IT HADN’T been classic MS Dhoni till the innings hurtled towards his favourite scenario — the last-over shootout. He was still batting on 45 off 34 balls though. There had been a couple of those characteristically clubbed boundaries in the two overs leading up to now. It still somehow hadn’t looked or sounded like what we’ve been accustomed to expect of a Dhoni innings. For someone playing his first competitive match in over two months, he didn’t look rusty. But the ball hadn’t quite found the middle of the bat as often. There had been more clumsy thwacks than sweet tonks.
Most of his runs had come off deflections than any power-packed strokes. The first boundary was a swivel pull, where he helped a short delivery from David Willey along to the right of the backward square-leg fielder. The second came off a mis-field at deep extra cover. But Dhoni was still scoring at well over run-a-ball. And with only the last over to go, the stage was set for him.
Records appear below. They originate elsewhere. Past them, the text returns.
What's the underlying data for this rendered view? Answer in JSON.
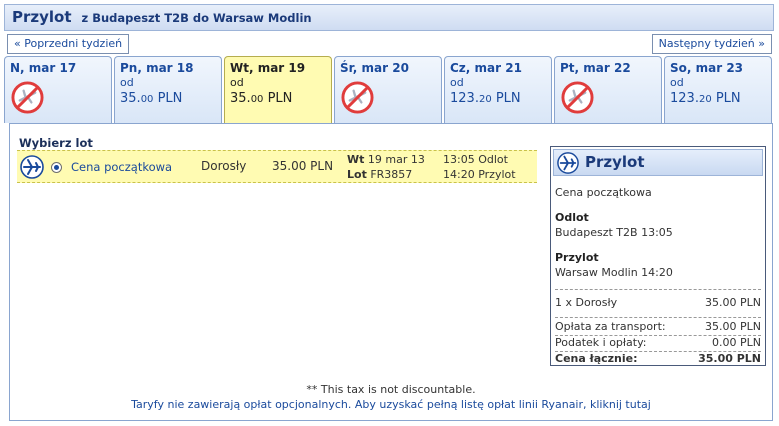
{
  "header": {
    "title": "Przylot",
    "subtitle": "z Budapeszt T2B do Warsaw Modlin"
  },
  "nav": {
    "prev_week": "« Poprzedni tydzień",
    "next_week": "Następny tydzień »"
  },
  "days": [
    {
      "name": "N, mar 17",
      "available": false
    },
    {
      "name": "Pn, mar 18",
      "od": "od",
      "price_int": "35.",
      "price_dec": "00",
      "currency": "PLN",
      "available": true
    },
    {
      "name": "Wt, mar 19",
      "od": "od",
      "price_int": "35.",
      "price_dec": "00",
      "currency": "PLN",
      "available": true,
      "selected": true
    },
    {
      "name": "Śr, mar 20",
      "available": false
    },
    {
      "name": "Cz, mar 21",
      "od": "od",
      "price_int": "123.",
      "price_dec": "20",
      "currency": "PLN",
      "available": true
    },
    {
      "name": "Pt, mar 22",
      "available": false
    },
    {
      "name": "So, mar 23",
      "od": "od",
      "price_int": "123.",
      "price_dec": "20",
      "currency": "PLN",
      "available": true
    }
  ],
  "select": {
    "title": "Wybierz lot",
    "flight": {
      "fare": "Cena początkowa",
      "pax": "Dorosły",
      "price": "35.00 PLN",
      "day_label": "Wt",
      "date": "19 mar 13",
      "flight_label": "Lot",
      "flight_no": "FR3857",
      "dep_time": "13:05",
      "dep_label": "Odlot",
      "arr_time": "14:20",
      "arr_label": "Przylot"
    }
  },
  "summary": {
    "title": "Przylot",
    "fare": "Cena początkowa",
    "dep_label": "Odlot",
    "dep_value": "Budapeszt T2B 13:05",
    "arr_label": "Przylot",
    "arr_value": "Warsaw Modlin 14:20",
    "pax_label": "1 x Dorosły",
    "pax_value": "35.00 PLN",
    "transport_label": "Opłata za transport:",
    "transport_value": "35.00 PLN",
    "tax_label": "Podatek i opłaty:",
    "tax_value": "0.00 PLN",
    "total_label": "Cena łącznie:",
    "total_value": "35.00 PLN"
  },
  "footer": {
    "note": "** This tax is not discountable.",
    "link": "Taryfy nie zawierają opłat opcjonalnych. Aby uzyskać pełną listę opłat linii Ryanair, kliknij tutaj"
  },
  "icons": {
    "plane": "plane-icon",
    "no_flight": "no-flight-icon"
  },
  "colors": {
    "accent": "#1a4a9c",
    "selected": "#fffbb2",
    "no_flight": "#e03c3c"
  }
}
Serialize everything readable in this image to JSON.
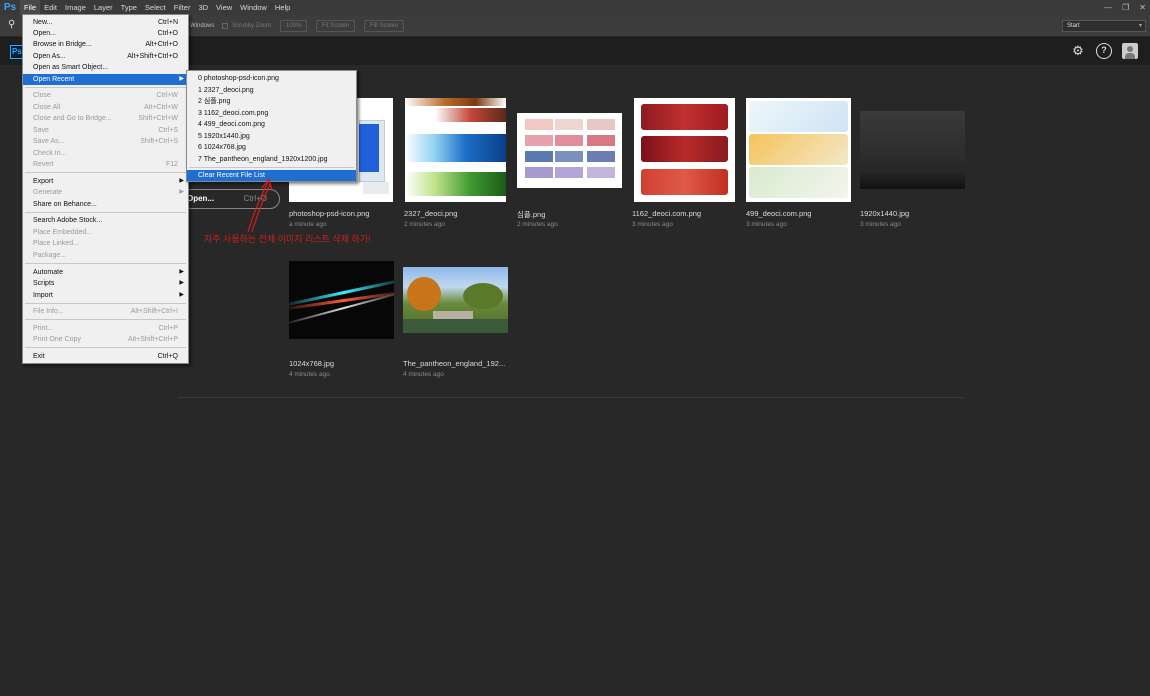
{
  "menubar": {
    "logo": "Ps",
    "items": [
      "File",
      "Edit",
      "Image",
      "Layer",
      "Type",
      "Select",
      "Filter",
      "3D",
      "View",
      "Window",
      "Help"
    ]
  },
  "options_bar": {
    "windows_label": "Windows",
    "scrubby_zoom_label": "Scrubby Zoom",
    "zoom_100": "100%",
    "fit_screen": "Fit Screen",
    "fill_screen": "Fill Screen",
    "workspace": "Start"
  },
  "start_header": {
    "logo": "Ps"
  },
  "file_menu": {
    "items": [
      {
        "label": "New...",
        "shortcut": "Ctrl+N",
        "enabled": true
      },
      {
        "label": "Open...",
        "shortcut": "Ctrl+O",
        "enabled": true
      },
      {
        "label": "Browse in Bridge...",
        "shortcut": "Alt+Ctrl+O",
        "enabled": true
      },
      {
        "label": "Open As...",
        "shortcut": "Alt+Shift+Ctrl+O",
        "enabled": true
      },
      {
        "label": "Open as Smart Object...",
        "shortcut": "",
        "enabled": true
      },
      {
        "label": "Open Recent",
        "shortcut": "",
        "enabled": true
      },
      {
        "label": "Close",
        "shortcut": "Ctrl+W",
        "enabled": false
      },
      {
        "label": "Close All",
        "shortcut": "Alt+Ctrl+W",
        "enabled": false
      },
      {
        "label": "Close and Go to Bridge...",
        "shortcut": "Shift+Ctrl+W",
        "enabled": false
      },
      {
        "label": "Save",
        "shortcut": "Ctrl+S",
        "enabled": false
      },
      {
        "label": "Save As...",
        "shortcut": "Shift+Ctrl+S",
        "enabled": false
      },
      {
        "label": "Check In...",
        "shortcut": "",
        "enabled": false
      },
      {
        "label": "Revert",
        "shortcut": "F12",
        "enabled": false
      },
      {
        "label": "Export",
        "shortcut": "",
        "enabled": true
      },
      {
        "label": "Generate",
        "shortcut": "",
        "enabled": false
      },
      {
        "label": "Share on Behance...",
        "shortcut": "",
        "enabled": true
      },
      {
        "label": "Search Adobe Stock...",
        "shortcut": "",
        "enabled": true
      },
      {
        "label": "Place Embedded...",
        "shortcut": "",
        "enabled": false
      },
      {
        "label": "Place Linked...",
        "shortcut": "",
        "enabled": false
      },
      {
        "label": "Package...",
        "shortcut": "",
        "enabled": false
      },
      {
        "label": "Automate",
        "shortcut": "",
        "enabled": true
      },
      {
        "label": "Scripts",
        "shortcut": "",
        "enabled": true
      },
      {
        "label": "Import",
        "shortcut": "",
        "enabled": true
      },
      {
        "label": "File Info...",
        "shortcut": "Alt+Shift+Ctrl+I",
        "enabled": false
      },
      {
        "label": "Print...",
        "shortcut": "Ctrl+P",
        "enabled": false
      },
      {
        "label": "Print One Copy",
        "shortcut": "Alt+Shift+Ctrl+P",
        "enabled": false
      },
      {
        "label": "Exit",
        "shortcut": "Ctrl+Q",
        "enabled": true
      }
    ]
  },
  "recent_submenu": {
    "items": [
      "0  photoshop-psd-icon.png",
      "1  2327_deoci.png",
      "2  심플.png",
      "3  1162_deoci.com.png",
      "4  499_deoci.com.png",
      "5  1920x1440.jpg",
      "6  1024x768.jpg",
      "7  The_pantheon_england_1920x1200.jpg"
    ],
    "clear_label": "Clear Recent File List"
  },
  "open_button": {
    "label": "Open...",
    "shortcut": "Ctrl+O"
  },
  "annotation": "자주 사용하는 전체 이미지 리스트 삭제 하기!",
  "recent_files": [
    {
      "name": "photoshop-psd-icon.png",
      "time": "a minute ago"
    },
    {
      "name": "2327_deoci.png",
      "time": "2 minutes ago"
    },
    {
      "name": "심플.png",
      "time": "2 minutes ago"
    },
    {
      "name": "1162_deoci.com.png",
      "time": "3 minutes ago"
    },
    {
      "name": "499_deoci.com.png",
      "time": "3 minutes ago"
    },
    {
      "name": "1920x1440.jpg",
      "time": "3 minutes ago"
    },
    {
      "name": "1024x768.jpg",
      "time": "4 minutes ago"
    },
    {
      "name": "The_pantheon_england_192...",
      "time": "4 minutes ago"
    }
  ],
  "colors": {
    "accent": "#31a8ff",
    "menu_highlight": "#1e6fd1",
    "annotation": "#d21e1e"
  }
}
Chris Woakes was clearly England’s most consistent seamer during the Test series. And he’d started the one-day leg of the tour well too with the new-ball on Tuesday. Now he had Dhoni to contend with the final six deliveries of the innings.
It didn’t start well for Woakes as Dhoni swung the first delivery, full and angling in, over the square-leg fence for six. It wasn’t the usual Dhoni six, where his forearms provide most of the power and it’s all muscle. Here it was about getting his body into position, getting the right angles, and using it as a lever to pummel the ball across the line. The ball did still travel quite a distance. He repeated the shot a few balls later though this one went more towards mid-wicket. It was more body than just hands again, and the direction the ball travelled in had more to do with the line of ball with Woakes pitching it closer to off. In between the two sixes were two fours. The first was a slice over the short thirdman fielder followed by a top-edge that flew past wicket-keeper Jos Buttler.
Woakes does possess a mean yorker in his arsenal. But he wasn’t the first bowler to be completely put off by a Dhoni onslaught. Like he has so often in his career, Dhoni, who remained unbeaten on 68 off 40 balls, was dictating where the bowler was landing the ball. Woakes did finish the over with a perfect yorker from around the wicket. But by then, Dhoni had already taken him for 22 runs.
A cautionary note
Yuvraj Singh had spoken with ‘the good old days’ nostalgia on the eve of the match about how Dhoni would go back to playing as freely as ever. On Tuesday he’d echoed Yuvraj’s sentiments with bat in hand. He’d also sent a cautionary note to the English camp about what they could be in store for and raised hopes for the Dhoni faithful that there’s still some gas left in the tank. He’d also given for the thousands who had filled up the Brabourne Stadium with the sole aim of seeing him bat—or perhaps just in flesh and blood—more than what they’d bargained for.
Dhoni’s arrival at the crease was understandably a vociferous affair as thousands roared in unison. At some point, even Yuvraj joined in the applause. It’d been over 11 years since Yuvraj had been joined at the crease by his long-standing sparring partner in a non-international match in India—the last being when they turned up for India Seniors in the Challenger Trophy final in October 2005. But it’s unlikely that had anything to do with him clapping his bat against his gloves in the middle. Perhaps he was sucked into it by the prevailing emotion around CCI. The atmosphere was such. The noise wasn’t just deafening, it was ear-splitting.